Federal health officials have offered some broad guidelines that communities should take, including identifying those at high risk, to head off possible "suicide clusters" among teenagers and young adults.
The national Centers for Disease Control said there is a growing public concern about recent suicide clusters among teenagers and young adults, but added, "Unfortunately our understanding of the causes and means of preventing suicide clusters is far from complete."The CDC said Thursday a statistical analysis of national mortality data indicates clusters of completed suicides occur predominantly among adolescents and young adults, and that such clusters account for between 1 and 5 percent of all suicides in this age group.
"Suicide clusters are thought by many to occur through a process of `contagion,' but this hypothesis has not yet been formally tested," CDC said. "Nevertheless a great deal of anecdotal evidence suggests that in any given suicide cluster suicides occurring later in the cluster often appear to have been influened by suicides occurring earlier in the cluster.
"Ecologic evidence also suggests that exposure of the general population to suicide through television may increase the risk of suicide for certain susceptible individuals, although the effect has not been found in all studies."
The CDC said it has helped several states and local health departments respond to clusters of attempted and actual suicides.
"Potential opportunities for prevention were often missed during the early stages of responses as community leaders searched for information on how best to respond to suicide clusters," the federal health agency said.

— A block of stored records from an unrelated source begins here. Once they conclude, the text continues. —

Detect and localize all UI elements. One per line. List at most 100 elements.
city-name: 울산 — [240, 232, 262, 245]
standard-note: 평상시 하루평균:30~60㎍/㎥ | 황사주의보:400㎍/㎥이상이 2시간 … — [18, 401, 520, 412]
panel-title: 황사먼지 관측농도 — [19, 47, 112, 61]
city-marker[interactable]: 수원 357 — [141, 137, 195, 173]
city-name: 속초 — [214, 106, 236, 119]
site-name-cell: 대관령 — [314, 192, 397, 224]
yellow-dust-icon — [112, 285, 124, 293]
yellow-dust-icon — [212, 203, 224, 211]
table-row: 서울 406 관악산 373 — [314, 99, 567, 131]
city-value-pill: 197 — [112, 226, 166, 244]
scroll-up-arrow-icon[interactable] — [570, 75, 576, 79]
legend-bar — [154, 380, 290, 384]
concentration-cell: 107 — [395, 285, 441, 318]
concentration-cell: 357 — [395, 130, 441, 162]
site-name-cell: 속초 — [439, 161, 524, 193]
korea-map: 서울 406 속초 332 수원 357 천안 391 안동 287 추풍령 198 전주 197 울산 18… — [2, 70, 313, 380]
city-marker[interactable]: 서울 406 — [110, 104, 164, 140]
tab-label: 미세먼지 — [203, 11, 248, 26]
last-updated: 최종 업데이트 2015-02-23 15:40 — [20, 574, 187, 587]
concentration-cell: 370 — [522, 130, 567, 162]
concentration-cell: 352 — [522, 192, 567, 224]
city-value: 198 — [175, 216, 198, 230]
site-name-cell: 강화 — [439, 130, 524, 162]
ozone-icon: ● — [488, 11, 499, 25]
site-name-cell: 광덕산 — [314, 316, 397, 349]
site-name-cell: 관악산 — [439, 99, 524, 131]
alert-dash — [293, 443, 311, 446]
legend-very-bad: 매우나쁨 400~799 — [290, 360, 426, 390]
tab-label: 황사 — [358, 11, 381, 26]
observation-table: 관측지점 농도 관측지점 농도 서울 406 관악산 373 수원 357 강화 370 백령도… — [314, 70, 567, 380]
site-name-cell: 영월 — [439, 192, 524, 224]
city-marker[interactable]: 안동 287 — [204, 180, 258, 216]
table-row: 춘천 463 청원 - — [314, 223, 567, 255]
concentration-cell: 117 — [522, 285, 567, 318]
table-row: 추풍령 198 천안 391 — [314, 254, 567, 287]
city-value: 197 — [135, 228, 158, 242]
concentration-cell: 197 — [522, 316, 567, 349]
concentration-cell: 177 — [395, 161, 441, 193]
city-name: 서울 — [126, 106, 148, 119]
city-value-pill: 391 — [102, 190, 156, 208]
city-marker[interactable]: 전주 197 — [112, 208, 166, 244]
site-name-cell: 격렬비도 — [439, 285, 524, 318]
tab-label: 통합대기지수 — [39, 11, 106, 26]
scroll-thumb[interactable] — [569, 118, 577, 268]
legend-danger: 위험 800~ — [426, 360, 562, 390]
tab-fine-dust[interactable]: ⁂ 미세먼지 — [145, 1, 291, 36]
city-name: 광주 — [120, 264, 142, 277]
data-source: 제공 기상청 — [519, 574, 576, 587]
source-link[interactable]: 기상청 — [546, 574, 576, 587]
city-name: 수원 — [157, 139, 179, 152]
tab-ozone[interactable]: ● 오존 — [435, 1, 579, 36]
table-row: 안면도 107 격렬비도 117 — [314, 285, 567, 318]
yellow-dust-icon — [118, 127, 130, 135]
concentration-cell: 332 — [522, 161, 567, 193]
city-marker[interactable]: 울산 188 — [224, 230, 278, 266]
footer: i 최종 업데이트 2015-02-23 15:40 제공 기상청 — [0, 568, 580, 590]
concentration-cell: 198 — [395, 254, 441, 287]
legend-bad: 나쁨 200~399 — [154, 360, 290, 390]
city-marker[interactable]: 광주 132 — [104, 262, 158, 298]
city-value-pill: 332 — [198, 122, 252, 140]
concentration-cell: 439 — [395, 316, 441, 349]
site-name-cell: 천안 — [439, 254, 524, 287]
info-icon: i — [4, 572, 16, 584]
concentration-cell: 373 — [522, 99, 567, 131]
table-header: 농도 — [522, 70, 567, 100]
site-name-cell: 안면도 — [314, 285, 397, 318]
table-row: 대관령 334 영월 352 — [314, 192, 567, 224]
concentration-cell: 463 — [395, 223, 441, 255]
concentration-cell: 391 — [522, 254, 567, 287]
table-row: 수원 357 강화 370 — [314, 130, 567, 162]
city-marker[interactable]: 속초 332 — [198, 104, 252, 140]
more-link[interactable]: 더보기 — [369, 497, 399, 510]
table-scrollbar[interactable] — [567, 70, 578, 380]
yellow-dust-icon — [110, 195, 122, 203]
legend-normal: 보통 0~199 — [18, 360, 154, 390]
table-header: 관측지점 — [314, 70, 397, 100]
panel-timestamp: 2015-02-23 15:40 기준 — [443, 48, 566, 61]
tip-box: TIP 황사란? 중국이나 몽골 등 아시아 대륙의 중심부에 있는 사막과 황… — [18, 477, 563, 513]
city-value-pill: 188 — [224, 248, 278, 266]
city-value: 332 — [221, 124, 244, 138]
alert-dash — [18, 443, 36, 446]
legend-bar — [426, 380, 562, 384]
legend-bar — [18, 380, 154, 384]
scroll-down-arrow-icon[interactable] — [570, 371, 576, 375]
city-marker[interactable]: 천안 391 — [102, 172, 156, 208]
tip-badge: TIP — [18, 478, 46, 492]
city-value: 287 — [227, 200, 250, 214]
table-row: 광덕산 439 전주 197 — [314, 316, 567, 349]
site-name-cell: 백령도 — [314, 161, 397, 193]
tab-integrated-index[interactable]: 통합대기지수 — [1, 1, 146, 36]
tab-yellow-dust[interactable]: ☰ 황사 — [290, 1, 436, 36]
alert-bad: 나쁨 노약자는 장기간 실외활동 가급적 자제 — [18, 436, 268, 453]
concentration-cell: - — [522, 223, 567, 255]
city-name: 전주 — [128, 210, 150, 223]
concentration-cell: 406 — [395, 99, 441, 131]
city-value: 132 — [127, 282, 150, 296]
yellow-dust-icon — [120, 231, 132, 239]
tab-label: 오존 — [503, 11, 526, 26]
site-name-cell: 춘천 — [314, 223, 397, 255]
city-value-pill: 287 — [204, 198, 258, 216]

The CDC offered broad guidelines for dealing with suicide clusters, but said community leaders should review the guidelines and then develop their own response based on the needs of the particular community.
The guidelines the CDC suggested for meeting the threat of suicide clusters included:
-People who may be at high risk of suicide should be identified and have at least one screening interview with a trained counselor; they should be referred for further counseling or other services as needed.
-A timely flow of accurate, appropriate information should be provided to the media.
-Elements in the environment that might increase the likelihood of further suicides or suicide attempts should be identified and changed.